The Mad Money Attack

Last week I talked to someone designing their own DAO with a particular emphasis on getting the incentives right. One of their pieces of feedback for Foundry’s current design is: what prevents an attacker from buying a bunch of FRY, then depositing it into Governance, such that they instantaneously attain de-facto veto power?

Let’s start with a silly but instructive example. Foundry embarks on an Operation Freedom Finger, and decides to begin paying hundreds of people by the hour to stand outside the US White House, holding up their middle finger.

This enrages the US government, and they call all their experts together to discuss how to stop this.

The US throws a bunch of money at accumulating FRY on the open market. Assuming Foundry proposals have a pass threshold of 66%, and 10% of total FRY is already in governance, if the US government accumulates 15% of FRY they could enter Foundry governance and stop the middle finger mischief, vetoing any proposal to pay out the wage of those hard-working middle-finger-wavers. Operation Freedom Finger would be shut down.

More seriously, the government could then also capture all Foundry assets held in the Treasury. This includes not just coins but also .eth domains and potentially influence over Foundry products.

It’s important to note that this is not an economically motivated attack. If it were, our design criteria would be simpler: the cost of the attack (buying up all that FRY) must remain greater than the payoff (control over Treasury assets). But in this scenario, the adversary is both incredibly wealthy and enraged. Capturing the Treasury is only a means to an end: to bash and bully Foundry into stopping what it’s doing.

For Foundry to be unbullyable, this attack must be neutered.

Here are some thoughts on how to mitigate this danger.

Selling the Farm

More Zeros on the Check, Please

If a Mom and Pop farm is aggressively bought by some greedy corporate pig, this isn’t necessarily a sad story for the family. If they ask for a ludicrously high price, they can simply leave and buy another, bigger farm (or retire!)
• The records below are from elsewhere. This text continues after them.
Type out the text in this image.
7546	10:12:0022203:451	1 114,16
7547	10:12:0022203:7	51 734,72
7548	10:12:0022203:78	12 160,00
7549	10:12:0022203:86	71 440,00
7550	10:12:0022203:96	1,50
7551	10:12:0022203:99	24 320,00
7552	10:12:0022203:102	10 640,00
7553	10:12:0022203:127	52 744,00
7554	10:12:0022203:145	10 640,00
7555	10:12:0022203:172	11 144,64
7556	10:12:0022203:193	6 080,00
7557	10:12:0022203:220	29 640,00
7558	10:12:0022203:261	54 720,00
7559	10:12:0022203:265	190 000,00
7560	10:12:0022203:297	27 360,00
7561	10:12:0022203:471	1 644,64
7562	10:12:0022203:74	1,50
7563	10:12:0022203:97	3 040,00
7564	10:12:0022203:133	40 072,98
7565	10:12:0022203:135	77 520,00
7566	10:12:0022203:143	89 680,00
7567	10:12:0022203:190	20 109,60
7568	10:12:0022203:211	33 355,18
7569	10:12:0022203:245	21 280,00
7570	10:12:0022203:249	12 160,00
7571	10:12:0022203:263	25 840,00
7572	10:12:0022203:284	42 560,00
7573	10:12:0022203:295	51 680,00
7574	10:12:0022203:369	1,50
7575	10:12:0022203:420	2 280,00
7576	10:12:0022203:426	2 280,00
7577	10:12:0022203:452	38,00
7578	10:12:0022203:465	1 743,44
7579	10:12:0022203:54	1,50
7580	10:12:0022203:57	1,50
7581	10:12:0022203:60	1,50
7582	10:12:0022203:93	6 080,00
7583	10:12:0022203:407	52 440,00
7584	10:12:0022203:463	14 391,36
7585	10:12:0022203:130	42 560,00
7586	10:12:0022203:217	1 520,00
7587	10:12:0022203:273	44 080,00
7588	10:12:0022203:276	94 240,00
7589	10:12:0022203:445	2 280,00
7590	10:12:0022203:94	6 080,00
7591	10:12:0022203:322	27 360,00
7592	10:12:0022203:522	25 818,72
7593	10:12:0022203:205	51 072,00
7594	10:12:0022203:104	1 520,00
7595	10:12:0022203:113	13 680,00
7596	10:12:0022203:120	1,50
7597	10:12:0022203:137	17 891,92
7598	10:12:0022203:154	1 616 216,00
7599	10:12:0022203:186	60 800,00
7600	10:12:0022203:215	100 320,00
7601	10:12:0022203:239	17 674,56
If FRY holders can similarly walk away from such an attack with more money than they had beforehand, this is also a good scenario. Immediately, the FRY holders profited; and ultimately, the same entrepreneurial spirit that brought Foundry into existence will form again, this time with multiplied capital. Perhaps the result is that three DAOs come into existence, each bigger than Foundry was originally, with one solely dedicated to Operation Freedom Finger (after all, it turned out to be quite profitable!)

Leaving the Crops Behind

This would still, however, involve the capture of all Foundry Treasury assets. This could be tokens (for speculation or external DAO control); .eth domains; profit income from products like DAIHard and SmokeSignal; and whatever else Foundry directly owns or controls.
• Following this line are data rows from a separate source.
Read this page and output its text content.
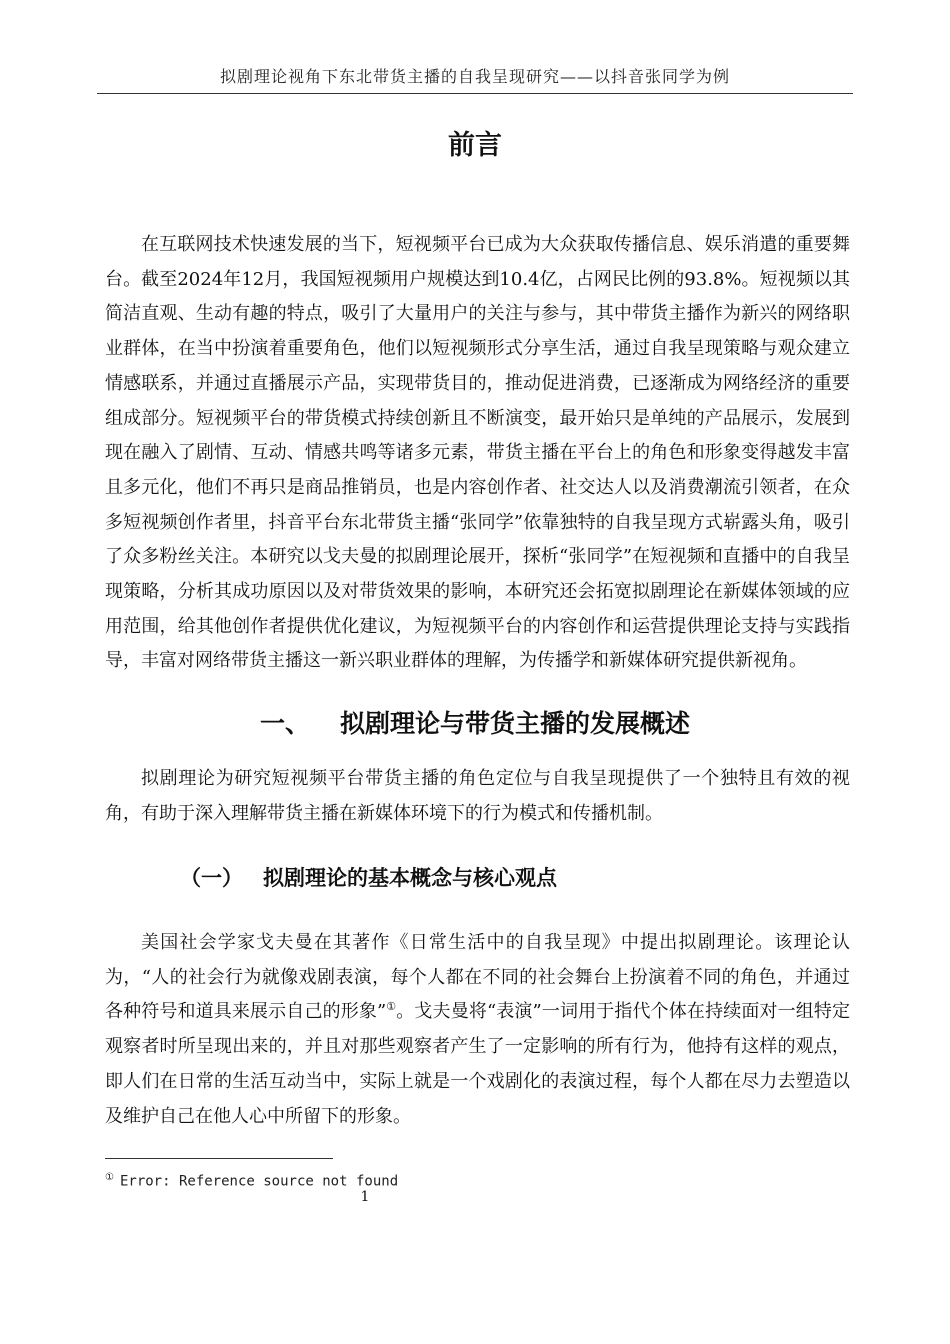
拟剧理论视角下东北带货主播的自我呈现研究——以抖音张同学为例
前言

在互联网技术快速发展的当下，短视频平台已成为大众获取传播信息、娱乐消遣的重要舞台。截至2024年12月，我国短视频用户规模达到10.4亿，占网民比例的93.8%。短视频以其简洁直观、生动有趣的特点，吸引了大量用户的关注与参与，其中带货主播作为新兴的网络职业群体，在当中扮演着重要角色，他们以短视频形式分享生活，通过自我呈现策略与观众建立情感联系，并通过直播展示产品，实现带货目的，推动促进消费，已逐渐成为网络经济的重要组成部分。短视频平台的带货模式持续创新且不断演变，最开始只是单纯的产品展示，发展到现在融入了剧情、互动、情感共鸣等诸多元素，带货主播在平台上的角色和形象变得越发丰富且多元化，他们不再只是商品推销员，也是内容创作者、社交达人以及消费潮流引领者，在众多短视频创作者里，抖音平台东北带货主播“张同学”依靠独特的自我呈现方式崭露头角，吸引了众多粉丝关注。本研究以戈夫曼的拟剧理论展开，探析“张同学”在短视频和直播中的自我呈现策略，分析其成功原因以及对带货效果的影响，本研究还会拓宽拟剧理论在新媒体领域的应用范围，给其他创作者提供优化建议，为短视频平台的内容创作和运营提供理论支持与实践指导，丰富对网络带货主播这一新兴职业群体的理解，为传播学和新媒体研究提供新视角。

一、 拟剧理论与带货主播的发展概述

拟剧理论为研究短视频平台带货主播的角色定位与自我呈现提供了一个独特且有效的视角，有助于深入理解带货主播在新媒体环境下的行为模式和传播机制。

（一） 拟剧理论的基本概念与核心观点

美国社会学家戈夫曼在其著作《日常生活中的自我呈现》中提出拟剧理论。该理论认为，“人的社会行为就像戏剧表演，每个人都在不同的社会舞台上扮演着不同的角色，并通过各种符号和道具来展示自己的形象”①。戈夫曼将“表演”一词用于指代个体在持续面对一组特定观察者时所呈现出来的，并且对那些观察者产生了一定影响的所有行为，他持有这样的观点，即人们在日常的生活互动当中，实际上就是一个戏剧化的表演过程，每个人都在尽力去塑造以及维护自己在他人心中所留下的形象。

① Error: Reference source not found
1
This would be a loss, but not an unrecoverable one. The systems behind the .eth domains would remain on IPFS, for example, and could be delivered by other mirrors. And with the current design, the attack would take a full week to complete, giving the community enough time to reorient and migrate in the appropriate ways.

(Game) Theoretical

Now, it’s unlikely this will happen–but only if the above dynamic is in place as a threat. Game theoretically, an angry attacker would be dissuaded from such an attack, because they’ll ultimately just fund even more of the same activity. Similar to the burning mechanism in a burnable payment, the scenario may never or only rarely be exercised, but is necessary as an endgame condition to affect what happens before.

But How?

Sounds great! But it’s not so clear how to make this happen.

In the current design, the attacker would of course skyrocket the price of FRY–but as soon as the attack became clear, not only FRY holders but ETHFRY liquidity holders would be scared off. And left behind, unable to exit immediately, would be the governors–the crucial piece of Foundry’s intelligence. Facing the “waiting room” to get out of governance, they’ll be able to get out before the attacker but only after all other FRY and ETHFRY holders left.

Liquidity Governance

Schalk will be posting soon on an idea to require that ETHFRY liquidity should be deposited to participate in governance (rather than just FRY). This would ensure that the attacker “puts down a rug” for others to exit at a profit while he executes his attack.

But a downside is that in normal operation, Governors would be less tied to the success or failure of their decisions: if FRY skyrockets, they’d be holding ETHFRY which only saw some of the FRY gains; and if FRY falls, they’d be protected from some of the damage of the fall.

Put another way, if Governors hold FRY, they want nothing more than to raise FRY’s price. But if they hold ETHFRY liquidity, they could settle for simply raising ETHFRY volume. It’s not at all clear that this incentive alignment would be positive for Foundry.